No surprise, Kissinger cavalierly identifies his own safety with that of the state. Yet Mead, who ought to know better, is so enamored of Kissinger's exercise in self-exculpation that all he can say in objection to Kissinger's coverup on Chile is that "the behavior of the Chilean military and U.S. complicity with it during Pinochet's seizure of power marked one of the less edifying moments in the long Cold War." Edifying! Other adjectives come to mind -- defensible, honorable, decent and perhaps (as Hitchens suggests) legal.
Mead lauds this Kissinger quote, "A deliberate quest for hegemony is the surest way to destroy the values that made the United States great," as "some of the most eloquent and important words ever to issue from his pen." Possibly Mead means this as a backhanded compliment, though I doubt it. Political journalism is in desperate condition when a sentence like this rings the eloquence gong.
Does America Need a Foreign Policy?
Henry Kissinger
Simon & Schuster
352 pages
In the New York Times Book Review, Thomas Friedman a bit more judiciously credits Kissinger for, when considering intervention, "emphasiz[ing] the long causal chains, and what might happen at the end, rather than submit to any immediate emotions," and chides him for underestimating the force of economic globalization. But with vague allusions to the criticisms of "others," Friedman also lets Kissinger off the hook.
In a June 21 puff piece for the Boston Globe, a story in which Kissinger performs his avuncular act for 34 paragraphs, Mark Feeney finds room for four critical ones, but the criticisms consist of the usual banalities about the "dark side" of his career, his "role in the secret bombing of Cambodia, the overthrow of the Socialist government of Chilean President Salvador Allende, and the wiretapping of journalists and subordinates." On none of these "events was he then -- or is he now -- notably forthcoming," Feeney writes.

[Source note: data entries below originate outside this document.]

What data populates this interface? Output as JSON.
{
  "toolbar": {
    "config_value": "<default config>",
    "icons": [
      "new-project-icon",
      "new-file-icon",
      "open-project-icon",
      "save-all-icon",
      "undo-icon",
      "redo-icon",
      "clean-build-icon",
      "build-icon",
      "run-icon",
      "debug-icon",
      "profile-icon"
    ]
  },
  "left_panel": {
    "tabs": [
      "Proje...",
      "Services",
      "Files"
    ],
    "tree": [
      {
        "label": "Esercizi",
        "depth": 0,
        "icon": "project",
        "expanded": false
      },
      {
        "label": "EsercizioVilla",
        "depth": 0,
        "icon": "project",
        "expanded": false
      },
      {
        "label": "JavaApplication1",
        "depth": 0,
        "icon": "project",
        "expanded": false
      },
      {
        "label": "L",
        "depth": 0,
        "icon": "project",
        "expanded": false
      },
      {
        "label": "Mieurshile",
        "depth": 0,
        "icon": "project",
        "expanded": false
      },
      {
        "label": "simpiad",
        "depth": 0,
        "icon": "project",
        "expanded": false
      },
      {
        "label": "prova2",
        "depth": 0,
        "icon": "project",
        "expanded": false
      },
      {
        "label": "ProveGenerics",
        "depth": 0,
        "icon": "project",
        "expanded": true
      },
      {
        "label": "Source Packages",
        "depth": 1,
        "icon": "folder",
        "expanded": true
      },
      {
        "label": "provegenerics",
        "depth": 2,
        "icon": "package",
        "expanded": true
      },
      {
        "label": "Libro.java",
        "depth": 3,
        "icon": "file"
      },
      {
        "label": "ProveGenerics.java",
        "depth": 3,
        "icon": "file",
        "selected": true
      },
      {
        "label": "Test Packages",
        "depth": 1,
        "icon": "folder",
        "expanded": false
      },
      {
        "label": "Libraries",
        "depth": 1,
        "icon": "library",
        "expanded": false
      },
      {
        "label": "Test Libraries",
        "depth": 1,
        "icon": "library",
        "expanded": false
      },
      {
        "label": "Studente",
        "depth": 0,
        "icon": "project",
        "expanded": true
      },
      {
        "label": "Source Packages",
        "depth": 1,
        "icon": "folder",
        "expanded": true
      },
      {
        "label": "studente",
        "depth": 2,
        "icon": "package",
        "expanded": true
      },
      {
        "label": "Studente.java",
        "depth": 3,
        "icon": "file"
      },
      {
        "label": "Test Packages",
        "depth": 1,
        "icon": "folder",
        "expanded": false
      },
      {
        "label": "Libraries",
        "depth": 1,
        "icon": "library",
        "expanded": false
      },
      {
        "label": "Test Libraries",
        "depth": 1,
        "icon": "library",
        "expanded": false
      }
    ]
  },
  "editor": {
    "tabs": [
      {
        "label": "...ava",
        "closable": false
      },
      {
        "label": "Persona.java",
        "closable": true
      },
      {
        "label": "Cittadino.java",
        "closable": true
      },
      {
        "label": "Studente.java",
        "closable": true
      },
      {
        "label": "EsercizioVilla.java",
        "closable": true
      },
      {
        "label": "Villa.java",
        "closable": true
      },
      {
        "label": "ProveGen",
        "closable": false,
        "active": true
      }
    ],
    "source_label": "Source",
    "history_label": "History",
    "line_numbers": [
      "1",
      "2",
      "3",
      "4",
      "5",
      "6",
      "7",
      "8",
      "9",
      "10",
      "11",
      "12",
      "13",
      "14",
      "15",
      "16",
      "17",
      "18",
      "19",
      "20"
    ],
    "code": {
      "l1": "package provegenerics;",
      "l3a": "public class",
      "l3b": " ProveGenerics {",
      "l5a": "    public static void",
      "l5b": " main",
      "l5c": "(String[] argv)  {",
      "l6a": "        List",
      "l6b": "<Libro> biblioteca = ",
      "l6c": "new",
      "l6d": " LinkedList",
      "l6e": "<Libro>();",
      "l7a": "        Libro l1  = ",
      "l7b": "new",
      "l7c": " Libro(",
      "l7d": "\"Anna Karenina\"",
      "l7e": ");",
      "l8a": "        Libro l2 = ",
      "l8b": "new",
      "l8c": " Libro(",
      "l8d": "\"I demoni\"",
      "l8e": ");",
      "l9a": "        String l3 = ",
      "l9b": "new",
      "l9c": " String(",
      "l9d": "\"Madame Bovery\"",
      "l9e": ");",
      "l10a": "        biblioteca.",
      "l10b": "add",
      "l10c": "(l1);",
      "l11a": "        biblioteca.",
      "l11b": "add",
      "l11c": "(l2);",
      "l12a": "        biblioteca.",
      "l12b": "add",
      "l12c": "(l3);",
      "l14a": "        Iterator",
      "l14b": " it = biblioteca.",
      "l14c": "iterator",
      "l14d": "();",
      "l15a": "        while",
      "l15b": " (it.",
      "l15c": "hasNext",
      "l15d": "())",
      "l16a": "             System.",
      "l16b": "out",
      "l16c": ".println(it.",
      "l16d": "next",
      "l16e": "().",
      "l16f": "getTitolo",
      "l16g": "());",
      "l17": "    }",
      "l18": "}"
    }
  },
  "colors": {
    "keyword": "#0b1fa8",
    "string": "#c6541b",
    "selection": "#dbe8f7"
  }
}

Any of Feeney's readers who is not familiar with that "role" will surely learn no more about it from this story. This is, after all, a gushing profile, like hundreds of others Kissinger has garnered in his career, lazily skimming the surface, alluding to "criticism" without citing or evaluating it, presupposing that the reader should not be troubled with messy fact. Even the Globe's sidebar on Hitchens' short book offers phrases but no particulars. If you want truth, damn it, reader, get thee to the library, but don't expect to find facts in what is after all only a newspaper.
So it goes in the halls of journalism. Kissinger has the herd cowed.